Post written by
Usman Shuja
Usman Shuja is the founding executive and General Manager of Industrial IoT at SparkCognition, a global leader in artificial intelligence.
It could be argued that Geoffrey Hinton’s recent success with neural networks is the Big Bang moment for artificial intelligence. Deep learning has enabled today’s AI systems to beat Go world champions and translate data into innovation for industries like finance and energy. But the field still struggles in areas requiring broader intelligence, and the question remains whether a series of incremental innovations to the current foundation will lead AI to a new level of sophistication — one that can outpace human ingenuity.
Current AI Can Dominate In A Game Of Go But Is Flustered By Nursery Rhymes
Today, the AI research agenda is focused on deep learning, which processes large data sets to solve narrow and specific tasks at hand. Deep neural networks can learn complex functions to solve intricate problems but only within certain parameters. For example, Google’s AI-based AlphaGo is easily able to beat the best human player at the incredibly sophisticated game Go because it is played using set rules.
But outside of situations with set parameters, the real question is if data-driven AI can outperform humans in the complex world we live in.
Deep learning is very good at solving a particular set of problems but does not directly address many important issues, such as long-term planning. While deep learning can solve the problem of finding human experts for time-consuming data input by automating perception and knowledge acquisition, there is more work required to recreate human-like semantic understanding for complex actions.

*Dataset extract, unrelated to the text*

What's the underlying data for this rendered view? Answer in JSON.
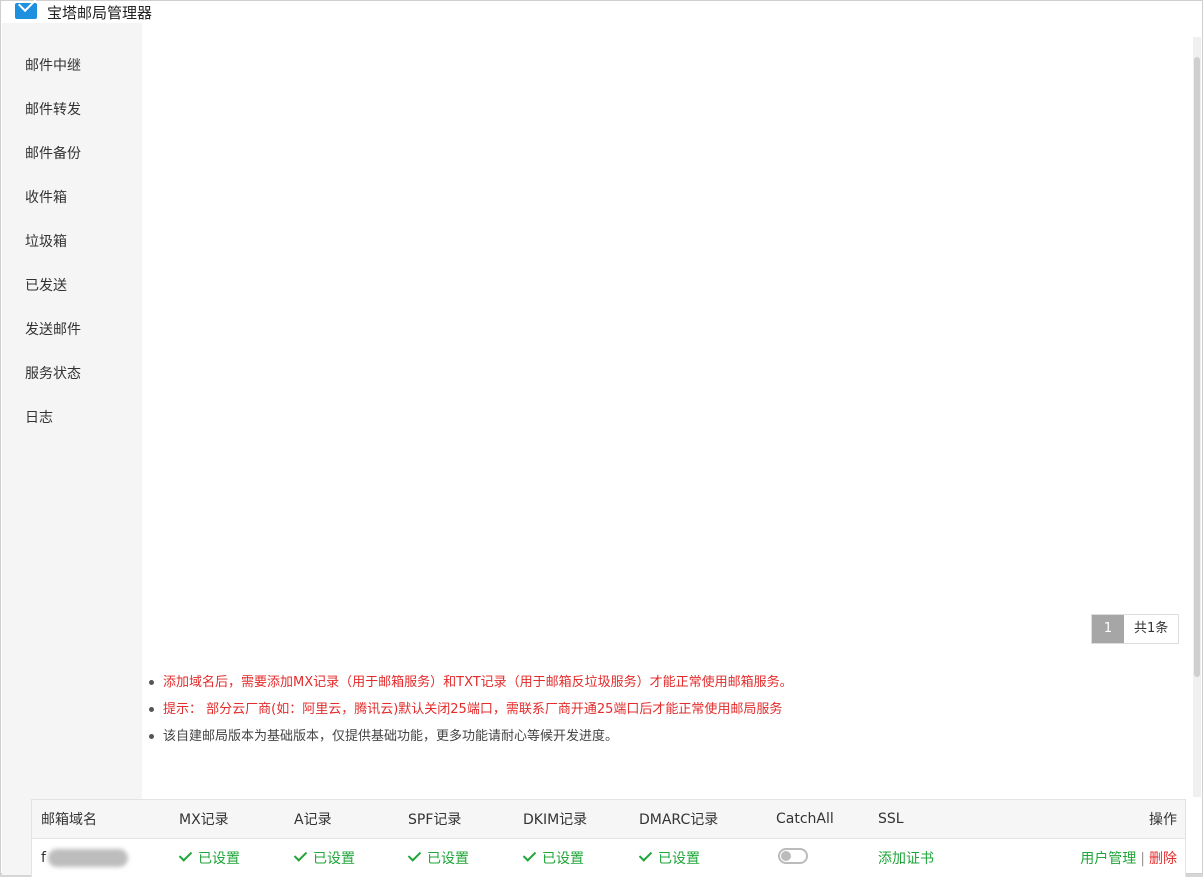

Natural language processing is an excellent example of this. Though the complexities of language seem beyond statistical correlation, machine learning researchers have successfully used their techniques to manipulate language to complete tasks. However, the techniques don’t extend to natural language understanding — to a computer, this is just another algorithm, not a sentence with meaning.
To become genuinely intelligent, AI systems need to have human-like reasoning skills combined with a machine scale to process data. Consider the nursery rhyme “Jack and Jill went up the hill to fetch a pail of water.” A modern system can answer, “Where did Jack and Jill go?” AI is learning to answer questions like, “Are Jack and Jill still at the top of the hill?” demonstrating inductive reasoning. However, an AI system would be unable to describe how Jack and Jill retrieved the water, as it requires background information not specified in the rhyme.